In 2006-2007 Ohio developed a state model for the evaluation of principals. The Ohio Principal Evaluation System (OPES) aligns with Ohio Standards for Principals and Interstate School Leaders Licensure Consortium. In 2008-2009, OPES was piloted in 13 districts statewide with more than 110 principals, with statewide implementation planned for 2009-2010. A resource manual provides training and guidance for implementation.

Teacher's Aides

Ohio is one of eleven states that have professional development programs for paraprofessionals. Ohio is one of only ten states that require certification for instructional paraprofessionals.

Ohio teacher's aides and aspiring educators have the opportunity to take associate's degree programs in paraprofessional studies. Participants develop the skills to work with teachers in classrooms.

School boards can issue a one-year educational aide permit for an individual with a high school diploma or equivalent who is willing and able to participate in in-service training. The one-year permit can be renewed; satisfactory performance can lead to a four-year educational aide permit.

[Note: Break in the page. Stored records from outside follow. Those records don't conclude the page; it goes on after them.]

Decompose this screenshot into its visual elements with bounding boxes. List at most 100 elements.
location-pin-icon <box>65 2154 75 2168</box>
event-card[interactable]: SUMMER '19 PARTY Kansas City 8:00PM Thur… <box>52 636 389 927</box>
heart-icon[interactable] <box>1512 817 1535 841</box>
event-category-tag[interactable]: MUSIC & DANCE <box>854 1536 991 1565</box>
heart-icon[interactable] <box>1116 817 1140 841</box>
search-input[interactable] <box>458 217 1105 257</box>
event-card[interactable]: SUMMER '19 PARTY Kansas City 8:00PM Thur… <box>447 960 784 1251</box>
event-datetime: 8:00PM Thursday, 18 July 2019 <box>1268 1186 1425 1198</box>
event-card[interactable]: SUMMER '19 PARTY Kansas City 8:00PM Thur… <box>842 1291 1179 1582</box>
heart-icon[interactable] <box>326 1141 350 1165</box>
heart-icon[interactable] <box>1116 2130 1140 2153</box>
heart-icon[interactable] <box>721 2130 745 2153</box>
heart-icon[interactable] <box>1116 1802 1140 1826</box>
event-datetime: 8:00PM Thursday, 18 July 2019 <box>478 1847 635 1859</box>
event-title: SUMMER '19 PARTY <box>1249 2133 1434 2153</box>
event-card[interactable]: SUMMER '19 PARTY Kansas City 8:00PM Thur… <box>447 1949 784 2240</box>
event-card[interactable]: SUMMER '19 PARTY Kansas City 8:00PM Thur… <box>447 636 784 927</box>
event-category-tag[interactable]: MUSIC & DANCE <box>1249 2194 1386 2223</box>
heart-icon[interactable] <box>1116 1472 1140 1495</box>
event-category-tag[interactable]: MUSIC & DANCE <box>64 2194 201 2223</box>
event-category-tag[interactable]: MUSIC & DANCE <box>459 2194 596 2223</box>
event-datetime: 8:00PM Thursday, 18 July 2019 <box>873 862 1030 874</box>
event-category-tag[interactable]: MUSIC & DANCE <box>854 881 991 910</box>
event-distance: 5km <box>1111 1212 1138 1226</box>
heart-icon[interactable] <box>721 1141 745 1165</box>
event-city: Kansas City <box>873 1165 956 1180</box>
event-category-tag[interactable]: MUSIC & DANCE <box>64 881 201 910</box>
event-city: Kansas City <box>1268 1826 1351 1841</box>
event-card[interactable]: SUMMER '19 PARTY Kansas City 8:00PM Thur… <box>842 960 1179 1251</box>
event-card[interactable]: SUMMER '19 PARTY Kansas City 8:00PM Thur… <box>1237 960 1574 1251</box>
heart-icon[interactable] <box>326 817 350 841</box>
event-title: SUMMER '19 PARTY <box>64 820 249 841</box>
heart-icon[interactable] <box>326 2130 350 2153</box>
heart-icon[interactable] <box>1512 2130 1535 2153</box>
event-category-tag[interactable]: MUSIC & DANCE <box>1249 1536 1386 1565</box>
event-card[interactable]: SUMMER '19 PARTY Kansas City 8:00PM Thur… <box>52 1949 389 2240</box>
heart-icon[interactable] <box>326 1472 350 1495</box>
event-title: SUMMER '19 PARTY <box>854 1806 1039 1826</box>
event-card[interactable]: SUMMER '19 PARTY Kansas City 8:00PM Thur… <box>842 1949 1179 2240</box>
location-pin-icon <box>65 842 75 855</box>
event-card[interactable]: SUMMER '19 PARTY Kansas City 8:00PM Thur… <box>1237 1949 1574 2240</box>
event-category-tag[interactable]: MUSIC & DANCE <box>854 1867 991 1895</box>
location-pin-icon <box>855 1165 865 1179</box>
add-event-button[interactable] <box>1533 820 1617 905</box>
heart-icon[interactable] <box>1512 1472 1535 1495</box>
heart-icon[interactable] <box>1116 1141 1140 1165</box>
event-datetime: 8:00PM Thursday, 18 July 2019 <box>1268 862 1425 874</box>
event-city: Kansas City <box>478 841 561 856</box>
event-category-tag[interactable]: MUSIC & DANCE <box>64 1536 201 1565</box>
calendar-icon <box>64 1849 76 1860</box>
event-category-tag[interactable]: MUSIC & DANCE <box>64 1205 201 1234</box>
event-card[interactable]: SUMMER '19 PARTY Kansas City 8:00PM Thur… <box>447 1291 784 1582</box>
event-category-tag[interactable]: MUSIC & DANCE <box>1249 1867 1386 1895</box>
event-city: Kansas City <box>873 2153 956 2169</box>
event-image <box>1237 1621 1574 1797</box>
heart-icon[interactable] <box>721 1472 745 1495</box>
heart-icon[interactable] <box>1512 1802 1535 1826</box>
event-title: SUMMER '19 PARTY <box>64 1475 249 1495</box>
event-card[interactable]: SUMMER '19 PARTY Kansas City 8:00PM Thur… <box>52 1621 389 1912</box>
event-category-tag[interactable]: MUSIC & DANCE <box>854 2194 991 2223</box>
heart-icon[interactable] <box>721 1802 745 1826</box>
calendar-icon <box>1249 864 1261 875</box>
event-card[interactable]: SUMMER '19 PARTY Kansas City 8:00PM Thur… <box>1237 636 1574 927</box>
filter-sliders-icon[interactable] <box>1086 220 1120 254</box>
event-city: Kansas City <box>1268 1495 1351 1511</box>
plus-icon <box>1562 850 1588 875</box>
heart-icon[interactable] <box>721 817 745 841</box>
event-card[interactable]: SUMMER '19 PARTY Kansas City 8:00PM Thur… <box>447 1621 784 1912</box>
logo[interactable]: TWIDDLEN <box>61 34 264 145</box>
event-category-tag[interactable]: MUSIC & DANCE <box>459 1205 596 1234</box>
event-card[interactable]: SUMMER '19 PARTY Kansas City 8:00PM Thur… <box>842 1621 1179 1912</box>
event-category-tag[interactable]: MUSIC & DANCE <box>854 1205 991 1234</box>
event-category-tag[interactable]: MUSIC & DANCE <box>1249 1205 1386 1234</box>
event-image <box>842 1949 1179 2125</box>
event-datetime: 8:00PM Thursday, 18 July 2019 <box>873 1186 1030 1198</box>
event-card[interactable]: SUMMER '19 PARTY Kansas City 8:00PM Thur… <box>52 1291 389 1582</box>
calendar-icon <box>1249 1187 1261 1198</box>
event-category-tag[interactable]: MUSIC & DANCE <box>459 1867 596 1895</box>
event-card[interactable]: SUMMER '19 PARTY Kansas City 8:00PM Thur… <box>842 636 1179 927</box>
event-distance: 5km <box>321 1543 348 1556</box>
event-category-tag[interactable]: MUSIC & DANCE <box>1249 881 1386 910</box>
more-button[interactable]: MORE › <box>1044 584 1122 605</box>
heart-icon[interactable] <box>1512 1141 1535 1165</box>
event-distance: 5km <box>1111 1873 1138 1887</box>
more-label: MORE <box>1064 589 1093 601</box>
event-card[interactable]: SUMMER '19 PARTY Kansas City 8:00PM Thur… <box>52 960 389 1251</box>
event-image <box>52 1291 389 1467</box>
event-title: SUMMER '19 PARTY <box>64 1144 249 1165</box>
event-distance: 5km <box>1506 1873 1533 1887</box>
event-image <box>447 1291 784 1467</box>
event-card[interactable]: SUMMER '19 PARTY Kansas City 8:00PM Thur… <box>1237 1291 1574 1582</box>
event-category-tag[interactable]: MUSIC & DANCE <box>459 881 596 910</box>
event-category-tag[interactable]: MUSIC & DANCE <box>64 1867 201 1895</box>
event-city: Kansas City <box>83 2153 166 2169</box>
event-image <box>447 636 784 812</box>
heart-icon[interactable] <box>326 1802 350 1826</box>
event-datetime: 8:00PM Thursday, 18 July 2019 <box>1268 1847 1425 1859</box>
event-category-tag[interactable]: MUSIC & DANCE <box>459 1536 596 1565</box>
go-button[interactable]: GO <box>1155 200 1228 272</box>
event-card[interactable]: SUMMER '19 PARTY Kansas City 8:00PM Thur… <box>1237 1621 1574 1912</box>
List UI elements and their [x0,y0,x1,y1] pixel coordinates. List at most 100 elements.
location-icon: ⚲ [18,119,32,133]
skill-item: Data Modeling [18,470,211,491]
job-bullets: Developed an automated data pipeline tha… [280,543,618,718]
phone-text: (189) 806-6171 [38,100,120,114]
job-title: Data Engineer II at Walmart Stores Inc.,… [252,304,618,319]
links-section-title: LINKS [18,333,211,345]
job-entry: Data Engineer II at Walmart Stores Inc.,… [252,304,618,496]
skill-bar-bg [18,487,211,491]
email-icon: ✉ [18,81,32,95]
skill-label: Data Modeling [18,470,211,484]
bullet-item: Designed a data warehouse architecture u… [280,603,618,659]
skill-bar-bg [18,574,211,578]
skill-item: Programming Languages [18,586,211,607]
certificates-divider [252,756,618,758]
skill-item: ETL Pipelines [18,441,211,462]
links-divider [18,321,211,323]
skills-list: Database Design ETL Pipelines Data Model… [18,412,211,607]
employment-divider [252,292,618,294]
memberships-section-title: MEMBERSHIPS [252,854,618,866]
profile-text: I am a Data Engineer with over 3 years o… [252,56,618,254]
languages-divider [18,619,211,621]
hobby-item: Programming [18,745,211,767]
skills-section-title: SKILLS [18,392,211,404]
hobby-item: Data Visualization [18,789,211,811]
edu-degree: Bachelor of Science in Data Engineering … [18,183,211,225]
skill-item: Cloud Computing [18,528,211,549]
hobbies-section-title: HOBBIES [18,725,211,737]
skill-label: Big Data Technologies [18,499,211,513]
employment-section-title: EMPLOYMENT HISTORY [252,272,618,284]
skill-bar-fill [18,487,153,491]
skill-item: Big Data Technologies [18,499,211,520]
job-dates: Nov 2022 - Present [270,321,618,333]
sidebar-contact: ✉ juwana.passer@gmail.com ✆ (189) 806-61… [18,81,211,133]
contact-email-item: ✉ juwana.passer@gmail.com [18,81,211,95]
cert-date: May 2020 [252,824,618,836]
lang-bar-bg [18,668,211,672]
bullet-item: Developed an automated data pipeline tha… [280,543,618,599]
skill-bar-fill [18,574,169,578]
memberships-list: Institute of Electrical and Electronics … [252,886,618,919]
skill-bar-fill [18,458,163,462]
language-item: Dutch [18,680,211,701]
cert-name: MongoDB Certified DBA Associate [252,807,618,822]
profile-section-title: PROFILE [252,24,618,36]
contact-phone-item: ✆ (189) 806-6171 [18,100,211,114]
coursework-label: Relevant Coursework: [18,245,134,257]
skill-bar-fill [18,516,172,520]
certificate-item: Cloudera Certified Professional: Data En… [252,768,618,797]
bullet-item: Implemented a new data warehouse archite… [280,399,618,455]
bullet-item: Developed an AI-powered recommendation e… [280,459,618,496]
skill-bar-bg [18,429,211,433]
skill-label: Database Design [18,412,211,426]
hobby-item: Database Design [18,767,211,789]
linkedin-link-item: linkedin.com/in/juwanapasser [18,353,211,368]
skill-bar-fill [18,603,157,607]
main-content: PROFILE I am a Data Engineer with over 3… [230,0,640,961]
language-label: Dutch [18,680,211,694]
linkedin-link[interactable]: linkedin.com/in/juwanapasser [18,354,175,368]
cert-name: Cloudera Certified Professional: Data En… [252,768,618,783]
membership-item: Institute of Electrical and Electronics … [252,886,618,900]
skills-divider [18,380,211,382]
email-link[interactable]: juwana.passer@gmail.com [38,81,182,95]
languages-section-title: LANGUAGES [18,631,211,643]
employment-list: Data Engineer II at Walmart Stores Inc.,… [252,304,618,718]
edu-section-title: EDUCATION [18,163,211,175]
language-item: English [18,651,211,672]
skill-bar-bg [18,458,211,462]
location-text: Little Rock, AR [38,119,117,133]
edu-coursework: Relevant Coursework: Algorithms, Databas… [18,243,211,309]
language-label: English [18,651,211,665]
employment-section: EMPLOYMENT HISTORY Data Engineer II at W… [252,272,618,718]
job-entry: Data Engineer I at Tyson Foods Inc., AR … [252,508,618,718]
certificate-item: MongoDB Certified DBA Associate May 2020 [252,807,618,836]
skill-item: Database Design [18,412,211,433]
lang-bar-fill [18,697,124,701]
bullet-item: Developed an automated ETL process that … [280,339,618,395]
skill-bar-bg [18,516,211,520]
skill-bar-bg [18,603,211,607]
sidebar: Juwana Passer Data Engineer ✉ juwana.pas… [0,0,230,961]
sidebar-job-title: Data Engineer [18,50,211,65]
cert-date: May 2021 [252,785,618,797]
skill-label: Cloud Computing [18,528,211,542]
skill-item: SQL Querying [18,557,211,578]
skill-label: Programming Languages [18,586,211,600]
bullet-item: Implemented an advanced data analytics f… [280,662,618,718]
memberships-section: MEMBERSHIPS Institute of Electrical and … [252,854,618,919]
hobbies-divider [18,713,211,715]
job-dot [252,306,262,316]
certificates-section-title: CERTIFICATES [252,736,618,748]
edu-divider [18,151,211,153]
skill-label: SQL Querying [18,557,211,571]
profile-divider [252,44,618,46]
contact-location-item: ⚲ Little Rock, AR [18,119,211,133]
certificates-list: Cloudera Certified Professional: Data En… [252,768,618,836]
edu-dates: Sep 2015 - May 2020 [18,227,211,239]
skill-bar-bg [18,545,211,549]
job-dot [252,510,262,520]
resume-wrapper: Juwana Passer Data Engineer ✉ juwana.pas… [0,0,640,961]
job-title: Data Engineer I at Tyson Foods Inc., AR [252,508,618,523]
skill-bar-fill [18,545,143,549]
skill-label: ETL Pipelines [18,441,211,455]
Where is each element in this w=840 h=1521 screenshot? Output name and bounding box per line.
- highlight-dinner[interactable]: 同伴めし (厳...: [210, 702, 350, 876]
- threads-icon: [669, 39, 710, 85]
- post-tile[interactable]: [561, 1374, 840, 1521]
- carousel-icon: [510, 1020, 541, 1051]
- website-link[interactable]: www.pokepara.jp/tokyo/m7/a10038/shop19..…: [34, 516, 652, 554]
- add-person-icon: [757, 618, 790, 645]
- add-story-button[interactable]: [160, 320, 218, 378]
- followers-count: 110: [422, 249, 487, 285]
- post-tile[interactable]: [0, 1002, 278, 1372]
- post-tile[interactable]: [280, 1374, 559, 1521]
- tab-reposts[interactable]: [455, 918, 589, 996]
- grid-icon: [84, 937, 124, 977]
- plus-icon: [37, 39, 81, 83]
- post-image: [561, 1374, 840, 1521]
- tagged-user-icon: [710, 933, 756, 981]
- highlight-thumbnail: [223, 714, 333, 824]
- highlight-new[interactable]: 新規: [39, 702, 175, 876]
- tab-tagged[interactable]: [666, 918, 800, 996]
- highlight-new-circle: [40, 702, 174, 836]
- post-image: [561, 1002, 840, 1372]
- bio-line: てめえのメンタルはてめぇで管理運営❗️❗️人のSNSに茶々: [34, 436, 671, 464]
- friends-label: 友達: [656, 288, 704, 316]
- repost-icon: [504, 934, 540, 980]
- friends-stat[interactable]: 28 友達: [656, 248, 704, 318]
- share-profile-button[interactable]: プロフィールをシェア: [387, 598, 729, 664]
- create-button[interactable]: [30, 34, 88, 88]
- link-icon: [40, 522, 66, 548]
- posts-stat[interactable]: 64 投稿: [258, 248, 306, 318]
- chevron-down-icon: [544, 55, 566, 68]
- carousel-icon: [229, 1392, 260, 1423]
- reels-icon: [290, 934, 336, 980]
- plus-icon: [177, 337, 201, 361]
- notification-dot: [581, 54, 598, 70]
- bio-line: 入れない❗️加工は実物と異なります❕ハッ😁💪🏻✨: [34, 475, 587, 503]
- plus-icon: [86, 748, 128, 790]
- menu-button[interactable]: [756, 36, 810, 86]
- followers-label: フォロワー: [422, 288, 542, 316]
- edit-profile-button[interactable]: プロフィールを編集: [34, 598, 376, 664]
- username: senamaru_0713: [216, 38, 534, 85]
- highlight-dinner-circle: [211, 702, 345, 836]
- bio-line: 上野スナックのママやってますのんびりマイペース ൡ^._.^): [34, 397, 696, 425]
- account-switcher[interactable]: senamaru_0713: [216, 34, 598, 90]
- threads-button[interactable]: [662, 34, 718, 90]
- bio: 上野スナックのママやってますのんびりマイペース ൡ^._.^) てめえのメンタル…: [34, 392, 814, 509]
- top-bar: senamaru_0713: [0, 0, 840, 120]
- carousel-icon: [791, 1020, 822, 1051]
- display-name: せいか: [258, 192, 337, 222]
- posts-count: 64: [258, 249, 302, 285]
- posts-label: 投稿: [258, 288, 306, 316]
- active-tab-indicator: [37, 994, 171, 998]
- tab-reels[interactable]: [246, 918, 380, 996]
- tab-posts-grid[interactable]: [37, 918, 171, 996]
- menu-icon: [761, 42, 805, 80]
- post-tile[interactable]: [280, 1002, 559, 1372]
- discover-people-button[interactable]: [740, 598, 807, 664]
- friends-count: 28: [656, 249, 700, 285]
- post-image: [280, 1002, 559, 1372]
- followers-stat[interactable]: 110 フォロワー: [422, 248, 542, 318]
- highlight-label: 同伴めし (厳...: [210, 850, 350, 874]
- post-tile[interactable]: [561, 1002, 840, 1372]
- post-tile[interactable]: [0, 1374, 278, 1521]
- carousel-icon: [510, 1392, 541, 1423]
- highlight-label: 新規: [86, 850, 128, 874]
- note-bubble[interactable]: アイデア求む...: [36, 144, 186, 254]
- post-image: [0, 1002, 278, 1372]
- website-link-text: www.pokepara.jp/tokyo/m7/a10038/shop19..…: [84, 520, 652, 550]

The mean annual salary for teacher assistants in Ohio was $26,240 in May 2008, according to the U.S. Bureau of Labor Statistics. The nationwide mean was $23,560.

Technology Education

The Center for Digital Education surveyed states and ranked the 44 participating states according to their policies for creating favorable online learning environments and successful initiatives; Ohio ranked 11th.

Ohio elementary and secondary school students can take online public school courses for free at a number of schools with government-funded virtual programs. The Reynoldsburg City School District, for example, offers web-based courses for grades 1-12. Another online school within the public school system is Ohio Virtual Academy, which offers classes for grades K-12. A number of charter schools also provide online K-12 classes.

To satisfy the need for face-to-face learning experiences for students who attend school online, educational and cultural leaders in Dayton are organizing visits to museums and providing tutoring opportunities.

Curriculum and Instruction

Ohio is in the midst of revising its education standards so they cover fewer subjects in greater depth than the current standards, which were adopted in 2001-2002. The new standards will focus more on 21st century skills such as reasoning and critical-thinking skills and will become the new foundation for curriculum and instruction. Ohio's effort is consistent with strict new national curriculum standards.